Accade tutto in una notte di pioggia battente, in un luogo indistinto, forse un bar, un ristorante, una sala da ballo. O forse solo un luogo della mente, di uno o di più personaggi (otto in tutto in scena), che lì sembrano incontrarsi spesso. I protagonisti in scena, mariti, mogli, amici, amanti, conoscenti, si ritrovano intrappolati in quello stesso luogo a condividere le stesse insoddisfazioni borghesi.
Tutto comincia con l’annuncio del divorzio di una delle due coppie in scena, che scatena reazioni imprevedibili in tutti gli altri presenti: l’altra coppia inizia a tentennare e a far emergere paure e frustrazioni; gli altri personaggi poco a poco intrecciano le loro storie a quelle delle coppie, creando una spirale di relazioni, desideri, tradimenti, insofferenze. Ogni tanto, la narrazione si interrompe, tra interventi brechtiani (i personaggi si rivolgono al pubblico, raccontando pezzi delle loro storie, a volte spiegando, altre confessandosi, altre giustificandosi) e balli liberatori.
E la musica jazz cala subito lo spettatore nel mondo di Woody Allen: perché questo Mariti e mogli, in scena al Teatro Quirino di Roma dal 5 al 17 dicembre, è proprio la riscrittura teatrale del film che Allen scrisse prima della fine della sua relazione con Mia Farrow, in seguito allo scandalo legato alla figlia adottiva Soon-Yi Previn, divenuta in seguito sua moglie.

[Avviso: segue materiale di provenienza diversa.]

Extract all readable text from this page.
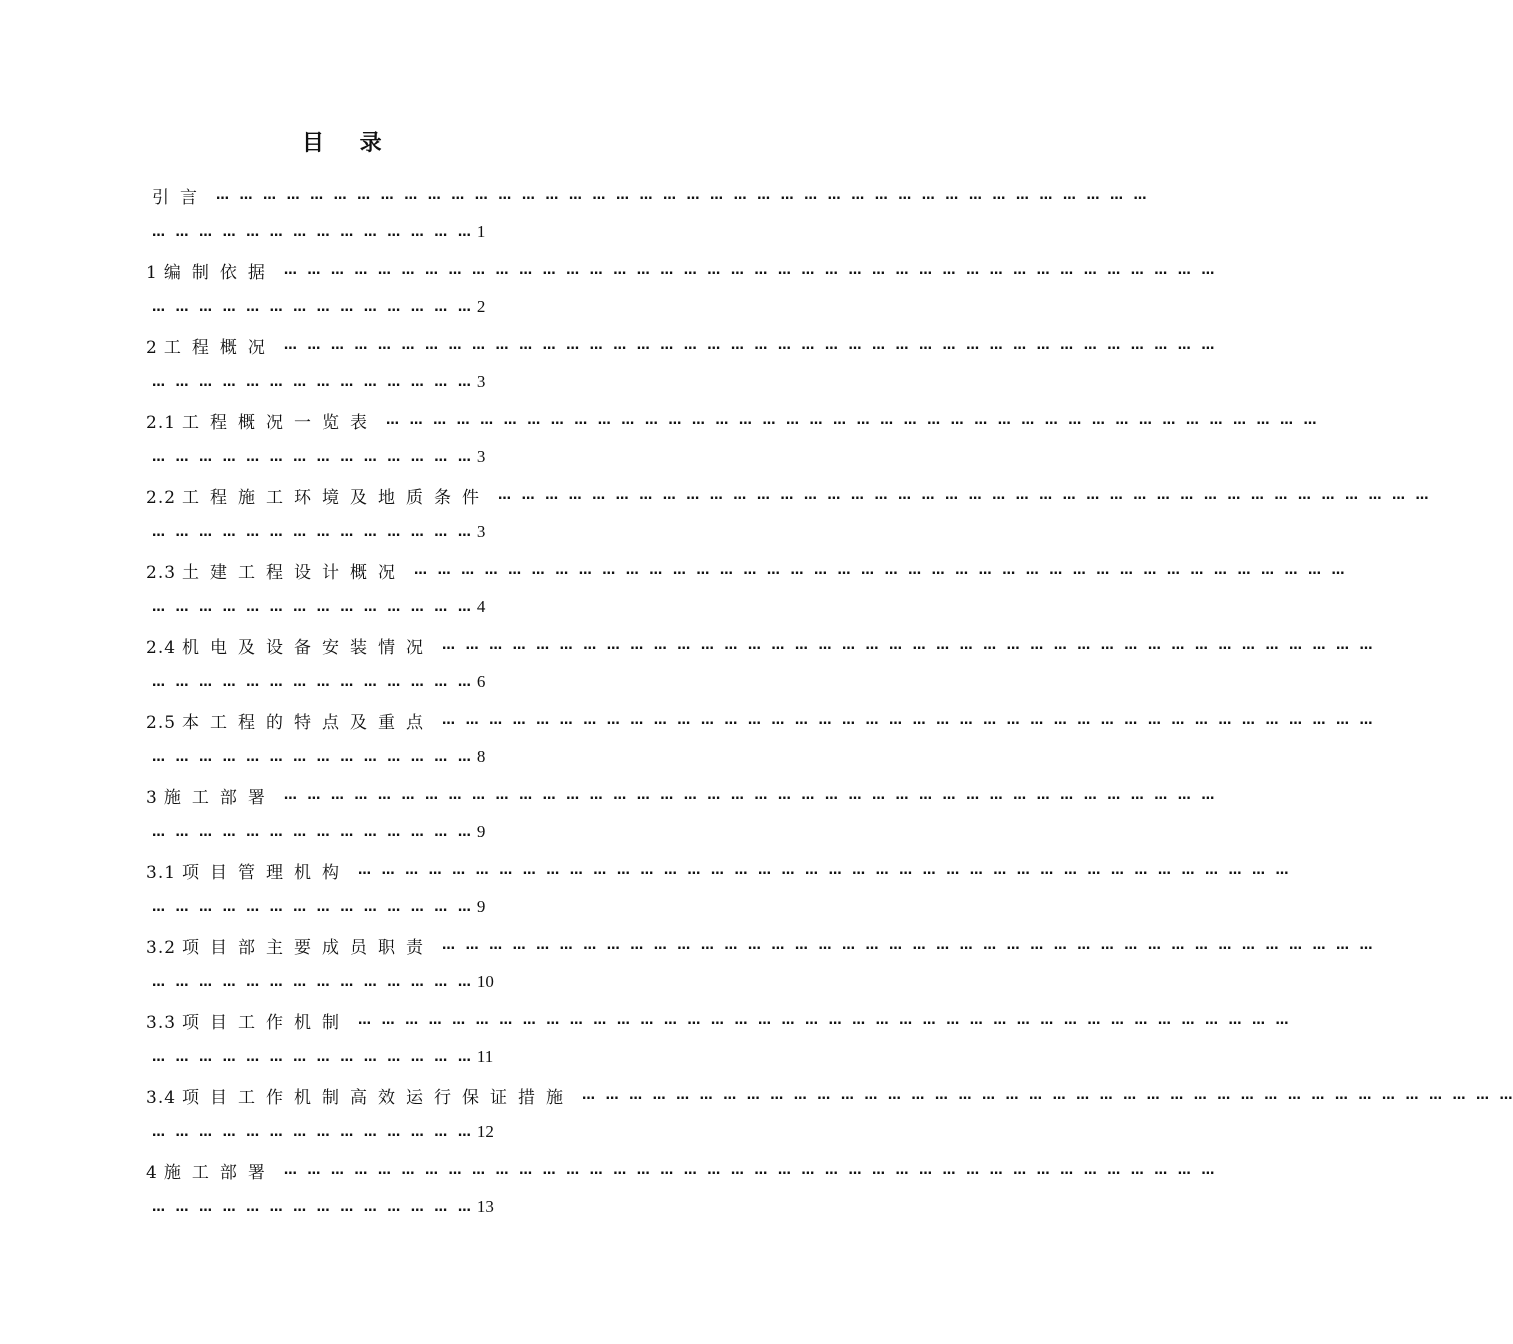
目 录
引言 … … … … … … … … … … … … … … … … … … … … … … … … … … … … … … … … … … … … … … … …
… … … … … … … … … … … … … … 1
1 编制依据 … … … … … … … … … … … … … … … … … … … … … … … … … … … … … … … … … … … … … … … …
… … … … … … … … … … … … … … 2
2 工程概况 … … … … … … … … … … … … … … … … … … … … … … … … … … … … … … … … … … … … … … … …
… … … … … … … … … … … … … … 3
2.1 工程概况一览表 … … … … … … … … … … … … … … … … … … … … … … … … … … … … … … … … … … … … … … … …
… … … … … … … … … … … … … … 3
2.2 工程施工环境及地质条件 … … … … … … … … … … … … … … … … … … … … … … … … … … … … … … … … … … … … … … … …
… … … … … … … … … … … … … … 3
2.3 土建工程设计概况 … … … … … … … … … … … … … … … … … … … … … … … … … … … … … … … … … … … … … … … …
… … … … … … … … … … … … … … 4
2.4 机电及设备安装情况 … … … … … … … … … … … … … … … … … … … … … … … … … … … … … … … … … … … … … … … …
… … … … … … … … … … … … … … 6
2.5 本工程的特点及重点 … … … … … … … … … … … … … … … … … … … … … … … … … … … … … … … … … … … … … … … …
… … … … … … … … … … … … … … 8
3 施工部署 … … … … … … … … … … … … … … … … … … … … … … … … … … … … … … … … … … … … … … … …
… … … … … … … … … … … … … … 9
3.1 项目管理机构 … … … … … … … … … … … … … … … … … … … … … … … … … … … … … … … … … … … … … … … …
… … … … … … … … … … … … … … 9
3.2 项目部主要成员职责 … … … … … … … … … … … … … … … … … … … … … … … … … … … … … … … … … … … … … … … …
… … … … … … … … … … … … … … 10
3.3 项目工作机制 … … … … … … … … … … … … … … … … … … … … … … … … … … … … … … … … … … … … … … … …
… … … … … … … … … … … … … … 11
3.4 项目工作机制高效运行保证措施 … … … … … … … … … … … … … … … … … … … … … … … … … … … … … … … … … … … … … … … …
… … … … … … … … … … … … … … 12
4 施工部署 … … … … … … … … … … … … … … … … … … … … … … … … … … … … … … … … … … … … … … … …
… … … … … … … … … … … … … … 13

Un’opera che analizza impietosamente il disfacimento dei rapporti coniugali, le ipocrisie borghesi, la crisi di mezz’età, la sconfitta dei desideri e la condanna a una perenne insoddisfazione. Un docu-dramma di meschinità e passioni spente, che Monica Guerritore (ri)scrive, dirige e interpreta con grandi incisività e acume.
Oltre alla differente ambientazione, anche la chiave stilistica scelta dall’autrice è un’altra rispetto a quella di Allen, concentrandosi, nonostante la fedeltà al testo d’origine, più su una farsa dai risvolti comici che sul sarcasmo e sul cinismo. Il testo non perde un briciolo di amarezza o durezza, anzi viene esaltato da una messa in scena raffinata e dinamica, carica ma mai sovraccarica, che alterna flashback, confessioni, sogni, realtà, intermezzi danzanti. In un atto unico, della durata di circa due ore, assistiamo contemporaneamente a una girandola di sentimenti in collisione, a una seduta psicanalitica, al disvelamento della natura più oscura dell’animo umano.
Oltre a una bravissima Guerritore, ottime sono le interpretazioni di tutti gli altri attori, a cominciare da una Francesca Reggiani convincente e perfettamente in parte, seguita dagli intensi Ferdinando Maddaloni e Cristian Giammarini nel ruolo dei fragili e insicuri mariti. Riusciti anche l’allestimento scenico di Giovanni Licheri e Alida Cappellini e l’uso delle luci di Paolo Meglio.